Das Gegenstück zum Schwerstschaden bildet der Bagatellschaden. Für diesen war im Gesetzgebungsverfahren zunächst ausdrücklich eine Schwelle bzw. Bagatellgrenze dergestalt vorgesehen, dass ein Schmerzensgeld – ausgenommen bei Vorsatz – nur anfallen sollte, wenn der Schaden unter Berücksichtigung seiner Art und Dauer nicht unerheblich sei. Damit sollte unter im Hinblick auf die zunehmende Ressourcenknappheit eine Konzentration der zur Verfügung stehenden Mittel auf schwerere Verletzungen erreicht werden und zwar durch das Aufgreifen der im Schadensersatzrecht bereits bekannten Schwelle aus § 84 AMG. Diese Schwelle ist aber nicht Gesetz geworden, wobei die Streichung nicht zuletzt dem VI. Zivilsenat zu verdanken ist. Dieser hat nämlich in seiner Stellungnahme zum Gesetzesentwurf auf sein Urteil aus dem Jahr 1992 hingewiesen, wonach bei Bagatellverletzungen unter dem Blickpunkt der Billigkeit von einem Schmerzensgeld abgesehen werden kann.

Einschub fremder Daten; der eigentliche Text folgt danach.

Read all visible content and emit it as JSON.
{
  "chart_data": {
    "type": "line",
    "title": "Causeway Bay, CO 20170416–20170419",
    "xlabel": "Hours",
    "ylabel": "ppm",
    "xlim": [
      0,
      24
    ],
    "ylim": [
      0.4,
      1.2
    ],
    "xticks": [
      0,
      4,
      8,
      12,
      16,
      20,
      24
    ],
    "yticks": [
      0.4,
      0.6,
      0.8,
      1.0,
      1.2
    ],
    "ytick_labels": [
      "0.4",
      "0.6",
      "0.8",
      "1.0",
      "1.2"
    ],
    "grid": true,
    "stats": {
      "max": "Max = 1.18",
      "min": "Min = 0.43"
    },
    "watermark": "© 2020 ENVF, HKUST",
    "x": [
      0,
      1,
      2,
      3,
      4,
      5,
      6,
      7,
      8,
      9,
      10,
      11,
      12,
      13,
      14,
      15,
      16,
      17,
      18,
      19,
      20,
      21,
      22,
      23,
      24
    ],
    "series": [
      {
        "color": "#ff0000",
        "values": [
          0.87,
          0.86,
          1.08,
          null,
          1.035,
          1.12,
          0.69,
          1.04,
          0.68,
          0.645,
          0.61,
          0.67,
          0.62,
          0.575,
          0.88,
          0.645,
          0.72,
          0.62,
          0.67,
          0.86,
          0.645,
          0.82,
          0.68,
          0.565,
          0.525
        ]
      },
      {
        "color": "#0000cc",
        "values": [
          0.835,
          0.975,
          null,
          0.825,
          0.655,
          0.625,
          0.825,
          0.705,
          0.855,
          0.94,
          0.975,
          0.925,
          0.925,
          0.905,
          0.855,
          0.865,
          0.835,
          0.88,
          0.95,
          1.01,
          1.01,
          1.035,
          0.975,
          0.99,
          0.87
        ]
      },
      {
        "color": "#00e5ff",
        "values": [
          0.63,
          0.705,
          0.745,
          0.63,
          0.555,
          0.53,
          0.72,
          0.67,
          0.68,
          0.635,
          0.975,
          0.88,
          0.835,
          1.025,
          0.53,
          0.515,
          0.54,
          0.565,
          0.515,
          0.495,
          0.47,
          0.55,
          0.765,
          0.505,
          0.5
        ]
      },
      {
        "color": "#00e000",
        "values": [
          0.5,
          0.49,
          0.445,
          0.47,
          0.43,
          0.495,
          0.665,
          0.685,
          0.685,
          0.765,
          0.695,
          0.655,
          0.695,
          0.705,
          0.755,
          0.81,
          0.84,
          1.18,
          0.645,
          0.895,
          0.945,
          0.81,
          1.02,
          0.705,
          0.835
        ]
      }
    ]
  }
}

In jenem Fall waren nach einem Störfall in einer chemischen Fabrik Dämpfe mit starker Geruchsbelästigung in das Haus des Klägers eingedrungen und hatten bei diesem psychische und körperliche Beeinträchtigungen in Form von Kopfschmerzen und Schleimhautreizungen verursacht. Der Senat hat die Versagung von Schmerzensgeld durch die Vorinstanz mit der Begründung gebilligt, dass diese Beeinträchtigungen zwar den Tatbestand der Körperverletzung erfüllten. Der Tatrichter halte sich jedoch im Rahmen des ihm durch § 287 ZPO eingeräumten Ermessens, wenn er bei geringfügigen Verletzungen ohne wesentliche Beeinträchtigung der Lebensführung und ohne Dauerfolgen prüfe, ob es sich nur um vorübergehende, im Alltagsleben typische und häufig auch aus anderen Gründen als einem bestimmten Schadensfall entstehende Beeinträchtigungen handele, die im Einzelfall weder unter dem Blickpunkt der Ausgleichs noch der Genugtuungsfunktion die Gewährung von Schmerzensgeld als billig erscheinen ließen.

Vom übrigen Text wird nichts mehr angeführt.